“Savages Abroad, Savages at Home”: Triangulating Evangelical Missions in New England, Northern England, and the Colonial South

Saturday, January 9, 2016: 3:10 PM
Room 311/312 (Hilton Atlanta)
Jennifer Snead, Texas Tech University
This paper examines the network of printed texts and their circulation that connected mid-eighteenth century British-American evangelical Protestant missions to Native Americans in New England, industrial workers in Northern England, and slave populations in the colonial South. The transatlantic revival of the 1730s and 1740s connected widespread communities of believers through the circulation of periodicals, sermons, and other devotional works. The “evangelical publics” thus created through print have been variously characterized by recent scholarship as “counter” to a secular, Enlightenment concept of the public (Mee, Lambert), or as actively participating within the norms of Enlightenment public discourse (Warner). Much of this work urges attention less on the doctrinal issues that formed early evangelicalism, and more on the discursive formations (of print and preaching) that shaped its culture and concerns. 

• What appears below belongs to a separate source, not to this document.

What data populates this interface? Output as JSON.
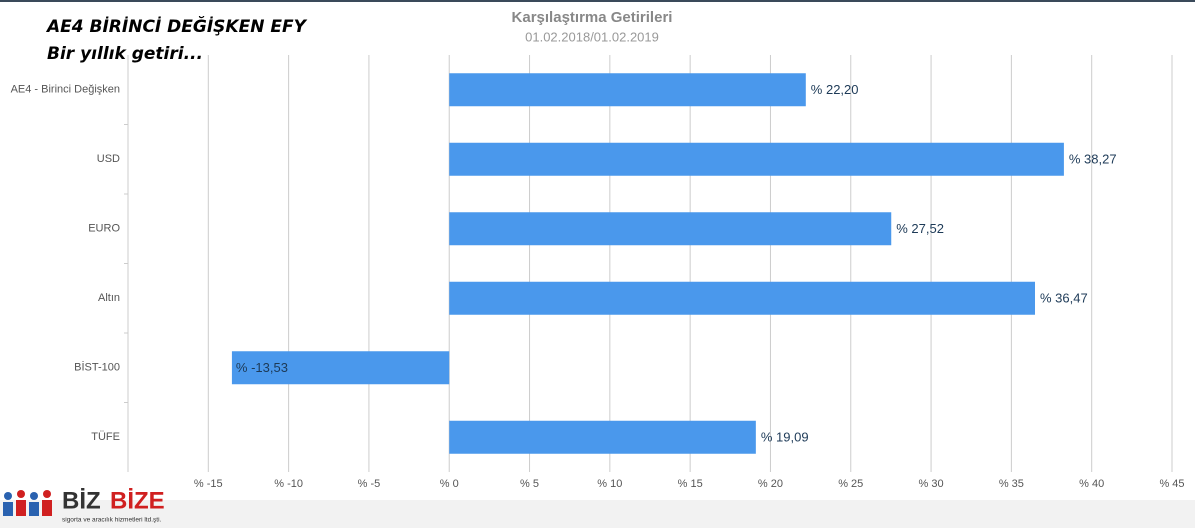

“Savages abroad, savages at home” suggests that discourse and doctrine were instead inextricably linked in early evangelicalism, and that the circulation of doctrinally-heterogenous, printed religious texts enabled believers to negotiate a sense of themselves as occupying temporal, local, and particular contexts while simultaneously belonging to a global, eternal, transcendant community of the saved.  The paper focuses on three missionary texts of the 1740s—David Brainerd’s published diaries of his work among Native Americans in New England; George Whitefield’s published journals of his missions to enslaved populations in Georgia; and John Wesley’s journals documenting his itinerancy in the industrial north of England.  Each of these works depicts a specific individual’s missionary efforts within a specific geographical location, to a specific population.  Each uses this spatiotemporal specificity to invoke an audience of readers that transcends such specificity through its difference from the localized subjects of the text’s missionary efforts, while retaining individual identity and agency.